Robust sales of expensive handbags are working their magic on the bottom lines of the world's leading luxury conglomerates. Both PPR, whose Gucci Group elevated a bag and shoe designer to its chief women's wear designer, and LVMH Moët Hennessey Louis Vuitton, whose cash cow is Louis Vuitton, with its famous monogramed handbags, reported strong surges in profits for the first half of the year. Ms. Telsey of Bear, Stearns attributed the demand for luxury goods to "a feel-good factor in the macro environment," that is, a robust stock market.

Carol Bell, 36, a Miami resident and divorced mother of two, is unfazed by the soaring cost of handbags. Ms. Bell, who earns about $150,000 a year as the co-president of a public relations firm, recently acquired a Mulberry tote and has her eye on a monogrammed Goyard canvas bag, a rarefied item that has yet to infiltrate such affluent Miami enclaves as Coral Gables or South Beach. "I'm not extremely wealthy," she said, "but when something is appealing to me I don't put a price on it. "

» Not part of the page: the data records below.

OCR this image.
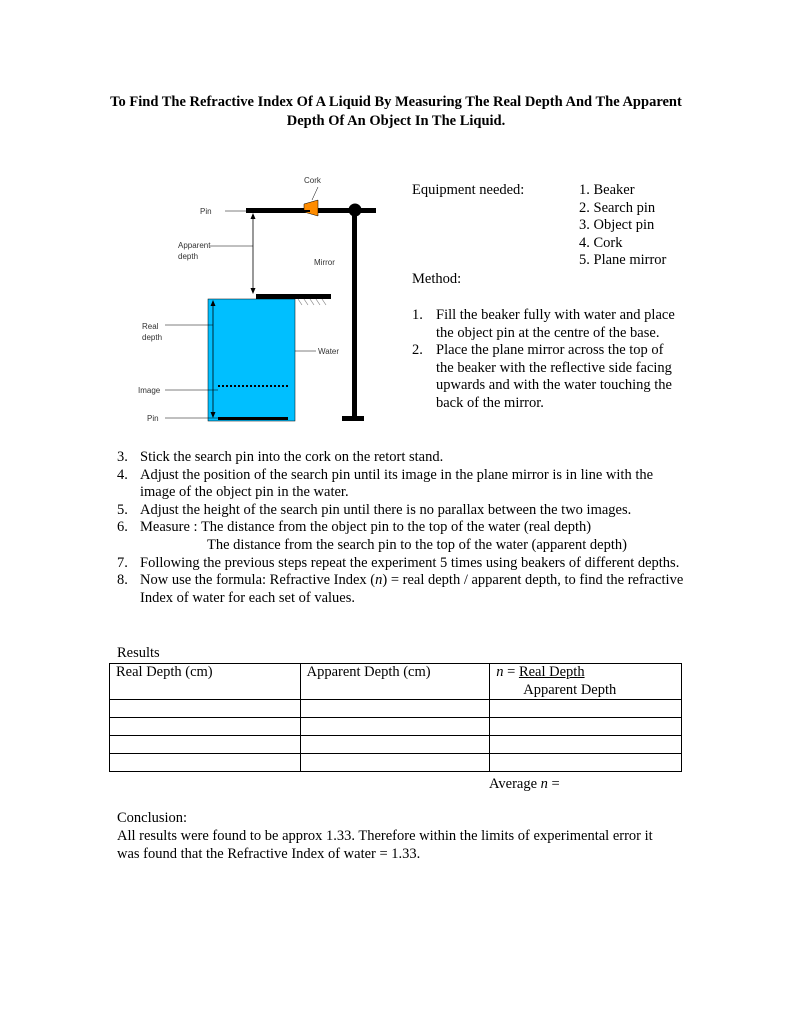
To Find The Refractive Index Of A Liquid By Measuring The Real Depth And The Apparent Depth Of An Object In The Liquid.
Cork
Pin
Apparent
depth
Mirror
Real
depth
Water
Image
Pin
Equipment needed:	1. Beaker
2. Search pin
3. Object pin
4. Cork
5. Plane mirror
Method:
1. Fill the beaker fully with water and place the object pin at the centre of the base.
2. Place the plane mirror across the top of the beaker with the reflective side facing
upwards and with the water touching the back of the mirror.
3. Stick the search pin into the cork on the retort stand.
4. Adjust the position of the search pin until its image in the plane mirror is in line with the image of the object pin in the water.
5. Adjust the height of the search pin until there is no parallax between the two images.
6. Measure : The distance from the object pin to the top of the water (real depth)
The distance from the search pin to the top of the water (apparent depth)
7. Following the previous steps repeat the experiment 5 times using beakers of different depths.
8. Now use the formula: Refractive Index (n) = real depth / apparent depth, to find the refractive Index of water for each set of values.
Results
Real Depth (cm)	Apparent Depth (cm)	n = Real Depth
Apparent Depth

Average n =
Conclusion:
All results were found to be approx 1.33. Therefore within the limits of experimental error it was found that the Refractive Index of water = 1.33.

Ms. Bell, whose workday may stretch to 18 hours, makes up for the drudgery by buying a bag. "At the end of the day, when I leave my office, and throw my keys inside it, it gives me such a sense of reward, " she said. "I know the price of fuel is up, but if I'm trying to decide between a tank of gas or a great designer bag, I'm going to walk and carry that bag."